Combien de temps faut-il pour voir des résultats avec Mounjaro ?

Une modification de l’appétit est souvent ressentie au cours des premières semaines, bien que la dose initiale de 2,5 mg soit une étape d’augmentation progressive de la dose plutôt qu’une dose thérapeutique destinée à la perte de poids. Une réduction de poids significative devient généralement apparente à partir du deuxième ou du troisième mois, lorsque les doses thérapeutiques sont atteintes.

Puis-je prendre Mounjaro pendant seulement trois mois ?

C’est possible, mais attendez-vous à des résultats limités. Trois mois couvrent à peine la phase d’augmentation progressive de la dose, et les données montrent une reprise de poids importante après l’arrêt. Les traitements courts et non planifiés offrent généralement un rapport bénéfice-coût médiocre et peuvent contribuer à des changements défavorables de la composition corporelle lorsqu’ils sont répétés par cycles.

Vais-je reprendre tout le poids perdu si j’arrête ?

Pas nécessairement. Dans l’étude SURMOUNT-4, les participants ayant arrêté le traitement conservaient en moyenne une réduction de 9,9 % par rapport à leur poids initial un an plus tard, après avoir atteint un pic d’environ 20,9 %. Cependant, 82 % de ceux qui avaient perdu au moins 10 % de leur poids avaient repris plus d’un quart de la perte au cours de cette année, et leur poids continuait d’augmenter à la fin de l’essai.

Puis-je prendre une dose plus faible à long terme plutôt que d’arrêter ?

Souvent, oui, et cela mérite d’être discuté. Le traitement d’entretien nécessite souvent une dose inférieure à celle utilisée pendant la phase de perte de poids active, et la dose la plus faible permettant de maintenir votre poids peut être nettement inférieure à votre dose maximale.

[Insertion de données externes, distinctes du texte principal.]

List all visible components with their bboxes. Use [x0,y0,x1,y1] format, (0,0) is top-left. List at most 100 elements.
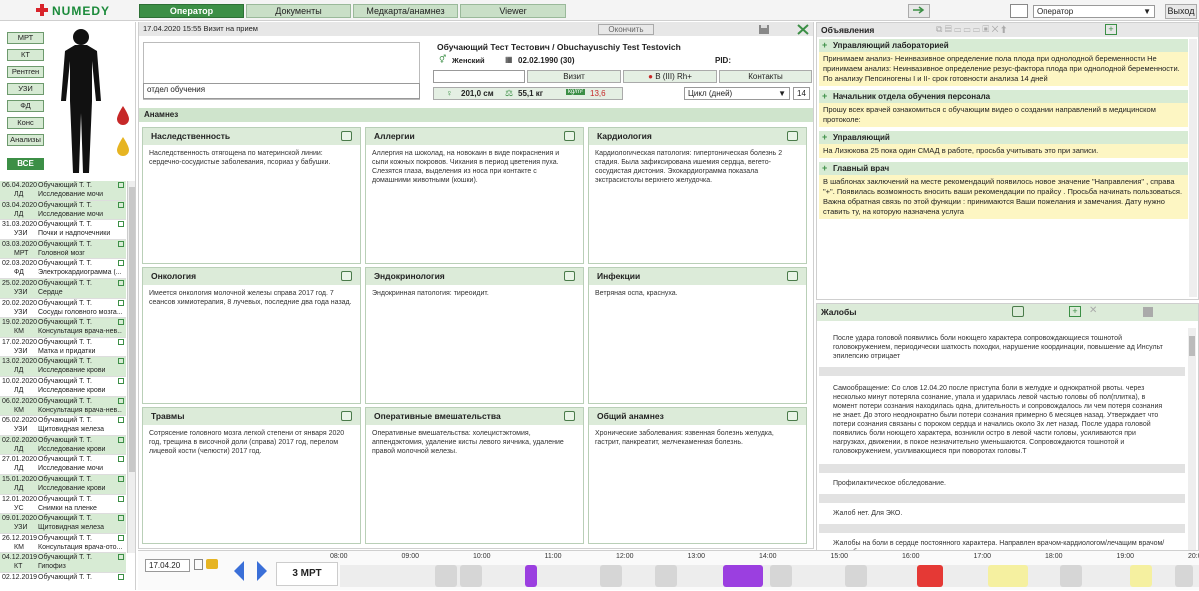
open-link-icon[interactable] [118,299,124,306]
history-item[interactable]: 03.04.2020 Обучающий Т. Т. ЛД Исследование … [0,200,126,221]
prev-arrow-icon[interactable] [233,560,245,582]
tab-viewer[interactable]: Viewer [460,4,566,18]
open-link-icon[interactable] [118,397,124,404]
filter-mrt[interactable]: МРТ [7,32,44,44]
close-icon[interactable] [797,24,809,35]
end-visit-button[interactable]: Окончить [598,24,654,35]
open-link-icon[interactable] [118,436,124,443]
exit-arrow-button[interactable] [908,4,930,18]
list-icon[interactable] [564,411,575,421]
timeline-slot[interactable] [525,565,537,587]
card-body[interactable]: Кардиологическая патология: гипертоничес… [589,145,806,189]
history-item[interactable]: 09.01.2020 Обучающий Т. Т. УЗИ Щитовидная ж… [0,514,126,534]
complaints-scrollbar[interactable] [1188,328,1196,586]
filter-fd[interactable]: ФД [7,100,44,112]
cycle-select[interactable]: Цикл (дней) ▼ [684,87,790,100]
save-complaint-icon[interactable] [1143,307,1153,317]
open-link-icon[interactable] [118,377,124,384]
open-link-icon[interactable] [118,358,124,365]
card-body[interactable]: Ветряная оспа, краснуха. [589,285,806,302]
history-item[interactable]: 06.02.2020 Обучающий Т. Т. КМ Консультация … [0,396,126,417]
user-card-icon[interactable] [1010,4,1028,18]
timeline-slot[interactable] [770,565,792,587]
open-link-icon[interactable] [118,279,124,286]
complaint-item[interactable]: Жалоб нет. Для ЭКО. [819,503,1185,524]
announcements-scrollbar[interactable] [1189,39,1197,297]
history-item[interactable]: 05.02.2020 Обучающий Т. Т. УЗИ Щитовидная ж… [0,416,126,436]
history-item[interactable]: 02.12.2019 Обучающий Т. Т. [0,573,126,591]
announcement-author[interactable]: Главный врач [819,162,1188,175]
history-scrollbar[interactable] [127,181,135,553]
role-select[interactable]: Оператор ▼ [1033,5,1155,18]
history-item[interactable]: 31.03.2020 Обучающий Т. Т. УЗИ Почки и надп… [0,220,126,240]
filter-cons[interactable]: Конс [7,117,44,129]
list-icon[interactable] [341,411,352,421]
open-link-icon[interactable] [118,515,124,522]
filter-kt[interactable]: КТ [7,49,44,61]
exit-button[interactable]: Выход [1165,4,1197,19]
tab-medcard[interactable]: Медкарта/анамнез [353,4,458,18]
list-icon[interactable] [1012,306,1024,317]
list-icon[interactable] [787,411,798,421]
save-icon[interactable] [758,24,770,35]
open-link-icon[interactable] [118,260,124,267]
open-link-icon[interactable] [118,221,124,228]
body-silhouette-icon[interactable] [55,25,107,175]
open-link-icon[interactable] [118,417,124,424]
history-item[interactable]: 04.12.2019 Обучающий Т. Т. КТ Гипофиз [0,553,126,573]
history-item[interactable]: 27.01.2020 Обучающий Т. Т. ЛД Исследование … [0,455,126,475]
history-item[interactable]: 06.04.2020 Обучающий Т. Т. ЛД Исследование … [0,181,126,201]
delete-icon[interactable]: ✕ [1089,305,1097,316]
list-icon[interactable] [564,131,575,141]
open-link-icon[interactable] [118,534,124,541]
add-complaint-button[interactable]: + [1069,306,1081,317]
open-link-icon[interactable] [118,495,124,502]
open-link-icon[interactable] [118,475,124,482]
timeline-slot[interactable] [917,565,943,587]
timeline-slot[interactable] [655,565,677,587]
open-link-icon[interactable] [118,573,124,580]
open-link-icon[interactable] [118,240,124,247]
timeline-slot[interactable] [845,565,867,587]
open-link-icon[interactable] [118,554,124,561]
announcement-author[interactable]: Управляющий [819,131,1188,144]
timeline-slot[interactable] [600,565,622,587]
list-icon[interactable] [787,131,798,141]
drop-yellow-icon[interactable] [115,136,131,158]
list-icon[interactable] [564,271,575,281]
pid-field[interactable] [433,70,525,83]
contacts-button[interactable]: Контакты [719,70,812,83]
timeline-slot[interactable] [435,565,457,587]
card-body[interactable]: Эндокринная патология: тиреоидит. [366,285,583,302]
open-link-icon[interactable] [118,182,124,188]
card-body[interactable]: Наследственность отягощена по материнско… [143,145,360,171]
tab-documents[interactable]: Документы [246,4,351,18]
filter-analyses[interactable]: Анализы [7,134,44,146]
complaint-item[interactable]: Профилактическое обследование. [819,473,1185,494]
next-arrow-icon[interactable] [256,560,268,582]
cycle-days-input[interactable]: 14 [793,87,810,100]
complaint-item[interactable]: Самообращение: Со слов 12.04.20 после пр… [819,376,1185,464]
history-item[interactable]: 25.02.2020 Обучающий Т. Т. УЗИ Сердце [0,278,126,299]
blood-drop-red-icon[interactable] [115,105,131,127]
add-announcement-button[interactable]: + [1105,24,1117,35]
filter-uzi[interactable]: УЗИ [7,83,44,95]
card-body[interactable]: Сотрясение головного мозга легкой степен… [143,425,360,460]
history-item[interactable]: 13.02.2020 Обучающий Т. Т. ЛД Исследование … [0,357,126,377]
card-body[interactable]: Аллергия на шоколад, на новокаин в виде … [366,145,583,189]
history-item[interactable]: 19.02.2020 Обучающий Т. Т. КМ Консультация … [0,318,126,338]
complaint-item[interactable]: После удара головой появились боли ноюще… [819,328,1185,367]
open-link-icon[interactable] [118,338,124,345]
announcement-author[interactable]: Начальник отдела обучения персонала [819,90,1188,103]
open-link-icon[interactable] [118,319,124,326]
timeline-slot[interactable] [988,565,1028,587]
list-icon[interactable] [341,131,352,141]
calendar-small-icon[interactable] [194,559,203,570]
timeline-slot[interactable] [460,565,482,587]
open-link-icon[interactable] [118,456,124,463]
note-input[interactable]: отдел обучения [143,83,420,99]
timeline-slot[interactable] [723,565,763,587]
history-item[interactable]: 12.01.2020 Обучающий Т. Т. УС Снимки на пле… [0,495,126,515]
card-body[interactable]: Имеется онкология молочной железы справа… [143,285,360,311]
open-link-icon[interactable] [118,201,124,208]
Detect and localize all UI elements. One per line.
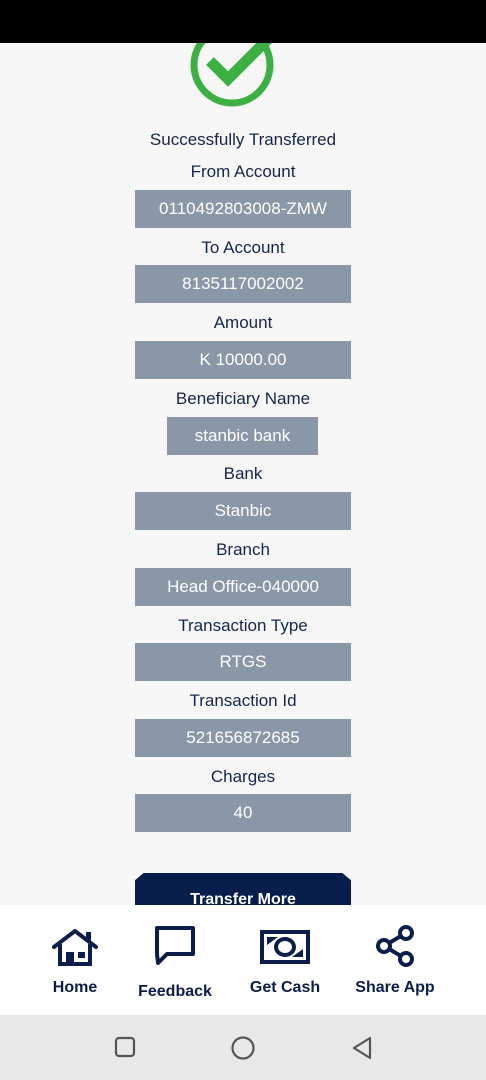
success-check-icon: [190, 43, 274, 107]
nav-get-cash-label: Get Cash: [249, 979, 321, 996]
cash-icon: [260, 930, 310, 964]
transaction-type-label: Transaction Type: [178, 616, 308, 635]
transaction-id-label: Transaction Id: [189, 691, 297, 710]
to-account-value: 8135117002002: [135, 265, 351, 303]
bottom-nav: Home Feedback Get Cash Share App: [0, 905, 486, 1015]
status-message: Successfully Transferred: [149, 130, 337, 149]
nav-share-app-label: Share App: [355, 979, 435, 996]
home-icon: [52, 929, 98, 966]
back-icon[interactable]: [350, 1035, 374, 1061]
beneficiary-name-label: Beneficiary Name: [175, 389, 311, 408]
status-bar: [0, 0, 486, 43]
transfer-more-button[interactable]: Transfer More: [135, 873, 351, 905]
branch-label: Branch: [216, 540, 270, 559]
nav-home-label: Home: [52, 979, 98, 996]
from-account-label: From Account: [190, 162, 296, 181]
amount-value: K 10000.00: [135, 341, 351, 379]
system-navigation-bar: [0, 1015, 486, 1080]
recents-icon[interactable]: [113, 1035, 137, 1059]
nav-home[interactable]: Home: [30, 905, 120, 1015]
nav-get-cash[interactable]: Get Cash: [239, 905, 331, 1015]
charges-value: 40: [135, 794, 351, 832]
branch-value: Head Office-040000: [135, 568, 351, 606]
amount-label: Amount: [213, 313, 273, 332]
feedback-icon: [155, 926, 195, 965]
home-button-icon[interactable]: [230, 1035, 256, 1061]
nav-feedback[interactable]: Feedback: [130, 905, 220, 1015]
beneficiary-name-value: stanbic bank: [167, 417, 318, 455]
to-account-label: To Account: [201, 238, 285, 257]
bank-value: Stanbic: [135, 492, 351, 530]
share-icon: [376, 925, 414, 967]
nav-feedback-label: Feedback: [138, 983, 212, 1000]
bank-label: Bank: [223, 464, 263, 483]
nav-share-app[interactable]: Share App: [345, 905, 445, 1015]
transaction-id-value: 521656872685: [135, 719, 351, 757]
transfer-receipt: Successfully Transferred From Account 01…: [0, 43, 486, 905]
from-account-value: 0110492803008-ZMW: [135, 190, 351, 228]
transaction-type-value: RTGS: [135, 643, 351, 681]
charges-label: Charges: [210, 767, 276, 786]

Est-il sûr de prendre Mounjaro pendant des années ?

Les données actuelles sur la période étudiée sont rassurantes, sans signal de sécurité inattendu dans les essais allant jusqu’à 88 semaines. Cependant, les données au-delà de cette durée restent limitées. C’est pourquoi un suivi périodique avec un prescripteur est important, plutôt qu’un renouvellement indéfini du traitement sans évaluation.